The Investment Balancing Act

When we struggle to find new ideas, hurry to deploy capital, and worry where to invest our money, we know we are not in a good investment space. But, dealing with ourselves correctly in this phase of the market is very important for a solid reason.

We need to avoid making mistakes in such a phase, and that is not as easy as we imagine. When the markets are near highs, the tendency to book profits quickly is likely to be high. But once we book profits, we turn anxious to redeploy the money. Often, we book profits only so that we don’t miss out on buying new ideas. This hurried approach can easily lead to horrible investment mistakes. We end up selling better stocks only to buy lesser stocks. Capital goes hurtling down the quality curve and ends up hitting the valuation wall. Such accidents get set up in times like the present. Avoiding such settings are more critical for the safety of portfolios. We must resist the temptation to sell our better stocks simply because we need liquidity. And we must avoid buying new stocks based on hurriedly borrowed conviction. This is easier said than done. We need to sit out of all the market action to achieve this outcome.

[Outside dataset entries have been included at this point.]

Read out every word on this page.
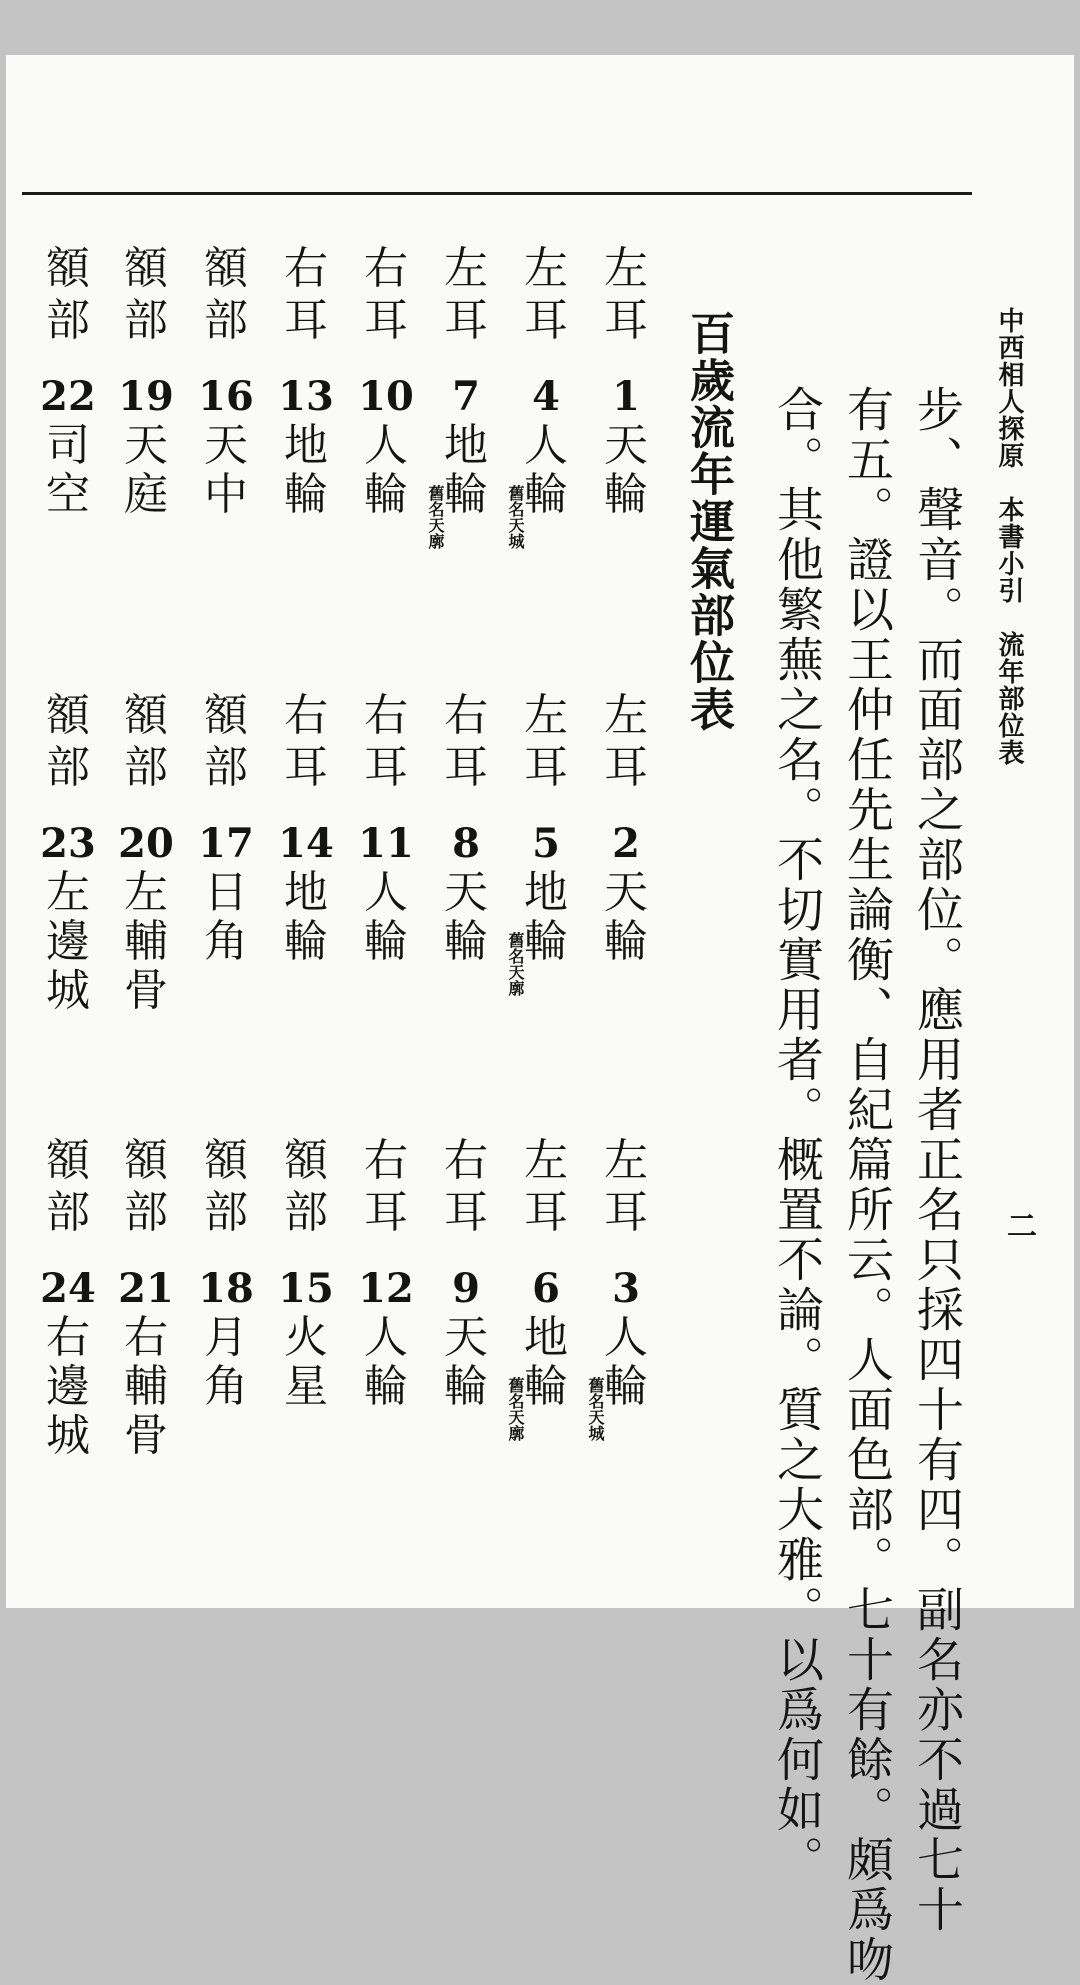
中西相人探原　本書小引　流年部位表
二
步、聲音。而面部之部位。應用者正名只採四十有四。副名亦不過七十
有五。證以王仲任先生論衡、自紀篇所云。人面色部。七十有餘。頗爲吻
合。其他繁蕪之名。不切實用者。概置不論。質之大雅。以爲何如。
百歲流年運氣部位表
左
耳
1
天
輪
左
耳
2
天
輪
左
耳
3
人
輪
舊名天城
左
耳
4
人
輪
舊名天城
左
耳
5
地
輪
舊名天廓
左
耳
6
地
輪
舊名天廓
左
耳
7
地
輪
舊名天廓
右
耳
8
天
輪
右
耳
9
天
輪
右
耳
10
人
輪
右
耳
11
人
輪
右
耳
12
人
輪
右
耳
13
地
輪
右
耳
14
地
輪
額
部
15
火
星
額
部
16
天
中
額
部
17
日
角
額
部
18
月
角
額
部
19
天
庭
額
部
20
左
輔
骨
額
部
21
右
輔
骨
額
部
22
司
空
額
部
23
左
邊
城
額
部
24
右
邊
城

This requires enormous conviction, patience, and will power. And you still need to look for ideas that fit your investment style, align with your valuation model, and provide the upside that your portfolio needs. Needless to say, downside protection should be the decisive factor in decision making on new ideas. The discerning investors needs to both sit out and participate in this market.

Knowing where to sit out and where to participate holds the key to future investment performance. That is never easy given the all round institutional tendency to deploy in a hurry and to deploy in bulk.